The honest answer (now in the module docstring) is that
threads is for fitness functions that release the GIL for substantial
wall-time:

  • a federated training round (network or disk I/O bound),
  • a large BLAS-heavy accuracy evaluation,
  • a fitness that calls into a C extension for milliseconds.

For fast closed-form scores (the common case in coalition-selection
benchmarks), use vectorized (3-10x speedup) or serial.

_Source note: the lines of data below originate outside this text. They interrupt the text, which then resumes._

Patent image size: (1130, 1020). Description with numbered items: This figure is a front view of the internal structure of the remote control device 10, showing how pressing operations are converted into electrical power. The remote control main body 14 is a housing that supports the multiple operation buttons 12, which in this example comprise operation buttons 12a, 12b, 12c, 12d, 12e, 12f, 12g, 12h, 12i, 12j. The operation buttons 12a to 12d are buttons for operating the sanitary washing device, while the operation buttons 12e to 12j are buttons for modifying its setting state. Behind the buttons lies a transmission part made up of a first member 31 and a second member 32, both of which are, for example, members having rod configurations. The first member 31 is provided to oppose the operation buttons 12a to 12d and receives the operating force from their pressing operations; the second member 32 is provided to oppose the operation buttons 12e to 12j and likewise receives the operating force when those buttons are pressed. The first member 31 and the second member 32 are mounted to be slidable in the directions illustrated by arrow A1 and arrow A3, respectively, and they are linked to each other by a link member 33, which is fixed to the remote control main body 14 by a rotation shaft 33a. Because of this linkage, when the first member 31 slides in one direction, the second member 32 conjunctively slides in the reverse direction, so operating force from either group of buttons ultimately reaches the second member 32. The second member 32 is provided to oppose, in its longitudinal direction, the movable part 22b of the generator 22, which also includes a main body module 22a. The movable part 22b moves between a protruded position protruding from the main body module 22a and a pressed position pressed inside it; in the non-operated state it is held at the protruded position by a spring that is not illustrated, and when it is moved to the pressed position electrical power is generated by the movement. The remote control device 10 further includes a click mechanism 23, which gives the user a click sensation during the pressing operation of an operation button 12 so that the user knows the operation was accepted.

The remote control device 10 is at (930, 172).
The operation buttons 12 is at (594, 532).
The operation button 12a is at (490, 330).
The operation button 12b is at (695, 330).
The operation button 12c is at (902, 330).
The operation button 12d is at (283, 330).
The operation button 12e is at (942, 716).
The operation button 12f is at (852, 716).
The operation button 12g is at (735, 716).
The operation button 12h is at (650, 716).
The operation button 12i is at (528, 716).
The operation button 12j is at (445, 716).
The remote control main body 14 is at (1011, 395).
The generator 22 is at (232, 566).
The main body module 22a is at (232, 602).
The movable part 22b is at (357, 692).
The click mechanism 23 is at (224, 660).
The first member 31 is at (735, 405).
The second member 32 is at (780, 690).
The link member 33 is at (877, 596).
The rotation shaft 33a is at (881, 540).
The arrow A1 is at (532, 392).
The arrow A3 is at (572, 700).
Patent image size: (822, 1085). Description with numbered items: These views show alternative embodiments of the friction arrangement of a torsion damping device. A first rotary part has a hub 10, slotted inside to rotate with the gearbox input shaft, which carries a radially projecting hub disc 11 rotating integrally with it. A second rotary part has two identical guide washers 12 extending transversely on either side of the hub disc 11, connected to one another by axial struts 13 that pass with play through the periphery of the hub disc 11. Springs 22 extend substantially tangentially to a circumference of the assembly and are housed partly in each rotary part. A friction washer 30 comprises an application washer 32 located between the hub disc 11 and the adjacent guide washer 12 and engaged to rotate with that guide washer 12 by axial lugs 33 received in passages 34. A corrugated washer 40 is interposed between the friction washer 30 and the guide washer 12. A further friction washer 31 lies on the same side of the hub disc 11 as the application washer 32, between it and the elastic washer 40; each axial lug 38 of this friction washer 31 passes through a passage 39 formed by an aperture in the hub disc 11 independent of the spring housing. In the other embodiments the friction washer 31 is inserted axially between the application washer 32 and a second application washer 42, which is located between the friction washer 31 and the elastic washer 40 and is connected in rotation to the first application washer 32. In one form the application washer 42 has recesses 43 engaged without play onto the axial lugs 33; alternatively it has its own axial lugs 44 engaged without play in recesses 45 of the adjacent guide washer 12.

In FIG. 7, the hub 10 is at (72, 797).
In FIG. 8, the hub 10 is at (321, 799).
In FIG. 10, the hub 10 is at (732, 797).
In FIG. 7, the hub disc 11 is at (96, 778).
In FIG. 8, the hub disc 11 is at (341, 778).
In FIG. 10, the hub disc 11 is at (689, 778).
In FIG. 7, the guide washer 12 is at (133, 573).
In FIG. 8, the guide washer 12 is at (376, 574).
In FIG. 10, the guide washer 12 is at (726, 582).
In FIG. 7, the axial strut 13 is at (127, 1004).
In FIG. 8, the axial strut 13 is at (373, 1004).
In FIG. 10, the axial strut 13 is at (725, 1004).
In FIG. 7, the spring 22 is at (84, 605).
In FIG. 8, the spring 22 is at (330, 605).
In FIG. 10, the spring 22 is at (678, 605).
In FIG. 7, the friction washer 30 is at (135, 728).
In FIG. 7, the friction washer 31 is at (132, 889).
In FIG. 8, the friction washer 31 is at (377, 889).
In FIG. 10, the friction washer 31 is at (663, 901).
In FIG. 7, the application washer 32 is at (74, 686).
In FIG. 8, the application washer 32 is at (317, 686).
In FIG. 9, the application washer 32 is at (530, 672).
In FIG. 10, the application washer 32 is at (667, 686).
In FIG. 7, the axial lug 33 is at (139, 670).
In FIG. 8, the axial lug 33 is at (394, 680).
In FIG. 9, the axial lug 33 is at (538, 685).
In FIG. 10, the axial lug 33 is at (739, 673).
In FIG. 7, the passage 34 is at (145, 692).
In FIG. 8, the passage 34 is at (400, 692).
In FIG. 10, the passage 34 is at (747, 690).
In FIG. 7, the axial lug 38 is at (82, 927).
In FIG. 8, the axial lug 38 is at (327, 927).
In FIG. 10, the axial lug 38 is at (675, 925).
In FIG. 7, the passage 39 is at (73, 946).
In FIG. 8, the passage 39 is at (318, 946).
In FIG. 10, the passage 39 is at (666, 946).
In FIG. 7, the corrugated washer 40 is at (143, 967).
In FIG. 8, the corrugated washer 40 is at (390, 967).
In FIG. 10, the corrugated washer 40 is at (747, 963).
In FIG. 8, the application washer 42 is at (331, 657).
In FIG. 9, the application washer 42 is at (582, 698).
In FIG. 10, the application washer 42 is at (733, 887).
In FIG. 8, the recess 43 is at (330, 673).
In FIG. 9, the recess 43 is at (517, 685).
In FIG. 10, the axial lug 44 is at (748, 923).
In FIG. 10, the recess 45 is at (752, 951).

mypy --strict regression fix

The narrowing if ctx0.target_distribution is not None in
update_swarm_vectorized only constrained ctx0.target_distribution,
not the loop-local ctx.target_distribution. v0.6.1 binds the
narrowed reference once outside the loop. All contexts in one
iteration share the same snapshot anyway, so this is also a tiny
performance win (no per-iteration attribute access).

Tests & quality

  • 845 passing (+4 vs v0.6.0), 1 skipped, 0 failing
  • mypy --strict: clean across 48 source files
  • Four new tests pin the new contracts:
    • TestBatchedFairnessGradient::test_batched_matches_per_particle_machine_precision
    • TestBatchedFairnessGradient::test_batched_clip_matches_per_particle_clip
    • TestThreadsChunkedDispatch::test_threads_chunked_result_in_input_order
    • TestThreadsChunkedDispatch::test_threads_chunked_matches_serial_n_workers_invariant

Install

pip install --upgrade fairswarm==0.6.1

Reproducibility

Re-run the vectorized executor benchmark:

python experiments/bench_vectorized.py

The post-G11+G12 artifact is committed at
results/parallel_speedup/bench_vectorized_20260513_010046.json.

Reference

T. Norwood, D. Das, P. Chatterjee, E. Bentley, and U. Ghosh,
"FairSwarm: Trustworthy Coalition Selection for Fair and Secure
Federated Intelligence," IEEE Trans. Consum. Electron., 2026 (Submitted).